Korean startup Panmnesia says it has a way of running recommendation models 5x faster by feeding data from external memory pools to GPUs via CXL caching rather than host CPU-controlled memory transfers.
Its TrainingCXL technology was developed by computing researchers at the Korea Advanced Institute of Science & Technology (KAIST), Daejeon. Panmnesia, which means “remember everything,” was started to commercialize it.
Panmnesia’s CEO is KAIST associate professor Myung-Soo Jeong, and he said in a Seoul Finance interview: “ChatGPT, which has recently become an issue, requires more data as technology develops, and more memory to store it.” High-bandwidth memory (HBM) will not solve this issue: “Even if memory performance is increased through HBM, connection technology that can gather each memory module in one [virtual] place is essential to increase storage capacity.”
What Panmnesia has developed is DirectCXL, a hardware and software way of implementing CXL memory pooling and switching technology specifically for recommendation engines but benefiting other large-scale machine learning applications.
Recommendation engine models are machine learning processes used by Facebook, Amazon, YouTube and ecommerce sites to suggest products to users based on what they are currently buying or renting. Computer eXpress Link (CXL) is technology for interconnecting devices with memory across a PCIe gen 5 or gen 6 bus-based system so that they can share data in physically separate but coherent memory areas. Panmnesia accelerates data access in distributed CXL memory pools by using the CXL caching protocol, cxl.cache, and reduces model run time by doing some processing in its CXL memory controllers.
The technology’s background is is described in two complex academic IEEE papers. “Failure Tolerant Training With Persistent Memory Disaggregation Over CXL” uses Optane PMEM for the external memory. “Memory Pooling with CXL,” meanwhile, which is behind a paywall, uses DRAM.

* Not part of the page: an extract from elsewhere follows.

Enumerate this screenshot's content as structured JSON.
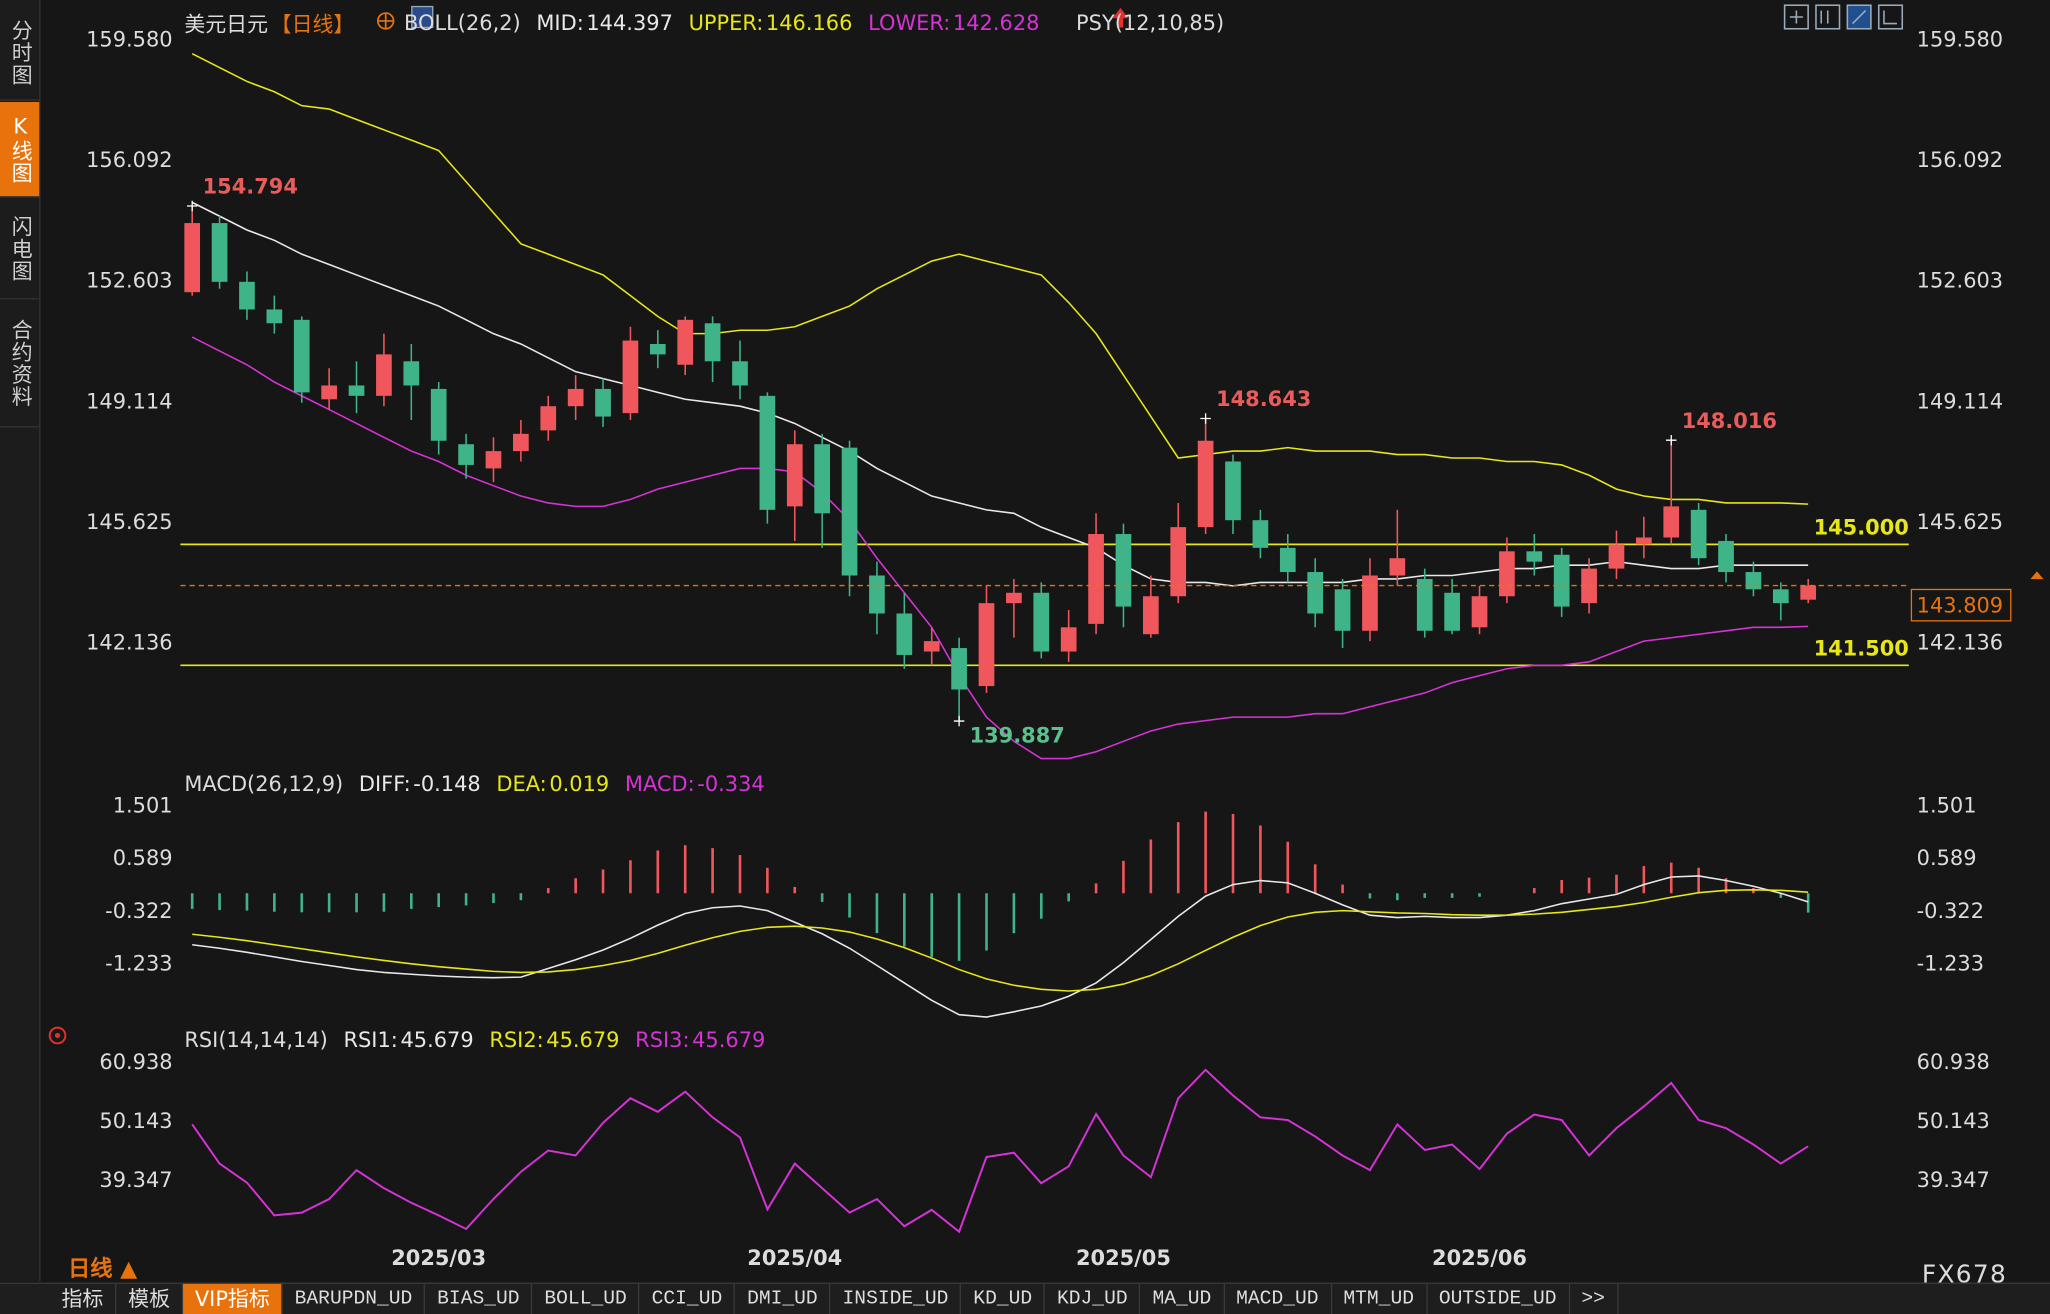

To understand what’s going on – how Panmnesia achieves its >5x speed up – we need to visit the basics of the hardware scheme and its CXL components, and get to grips with a few recommendation engine technology concepts.
Hardware and CXL
Panmnesia’s technology has a CXL v2 switch and CXL Memory controller providing access to shared external CXL memory both to a CPU and to GPUs, each with their own local memory capacity. This shared coherent memory pool is referred to as a Host Physical Address (HPE) and is larger than the individual memories of the GPUs and the CPU, thus enabling the data for large recommendation models to be stored in memory instead of being fetched piecemeal from much slower SSD storage. The controller also has a PIM (Processing-in-Memory) capability plus an additional near-data processor, oddly called a DPU. These speed recommendation engines work by preprocessing certain kinds of data, reducing it in size and processing complexity before sending it to the GPUs.
The recommendation engine model relies on data items called embedded vectors, with vectors being a set of numeric values in arbitrary dimensions – tens, hundreds or even more of them – that describe a complex data item such as a word, phrase, paragraph, object or image or video. Vector databases are used in AI and ML applications such as semantic search, chatbots, cybersecurity threat detection, product search and recommendations.
A machine learning model takes an input vector, describing an item, and looks for similar items in a database, making parallel and repetitive calculations to arrive at its decision. Crudely speaking, the larger the database and the more comprehensive the vectors, the likelier you will be recommended a follow-on Bourne movie while checking out the first one rather than Good Will Hunting.
Training recommendation engines can take days, which is why a 5x speedup is desirable. The embedded vectors are loaded into the CXL controller’s DRAM. They are then, using the CXL.cache protocol, made available to the GPUs with the model being run and intermediate values fed back to the CXL controller’s memory the same way. Using the CXL.cache protocol means that the host CPU does not have to move the data from one HBM memory area to another, saving time.
Having the PIM and DPU elements in the controller preprocess the embedded vectors, reducing them in size before sending them out to the GPUs for the next training cycle, means that work can be done in parallel with the GPUs which, of course, are also operating in parallel. It all goes to save time and avoid buying more GPUs to get more GPU memory.
As enterprises adopt ChatGPT-style chatbots to operate on their own private data sets, they will need training and this represents a large emerging market for Panmnesia. A TrainingCXL video describes the technology in its PMEM incarnation.
Panmnesia’s founders have patented some of their technology, with applications for more patents under way. All in all the technology looks worth following as Panmnesia’s academic founders establish their company and set up business processes and technology documentation. Check out its website – it has lots of content.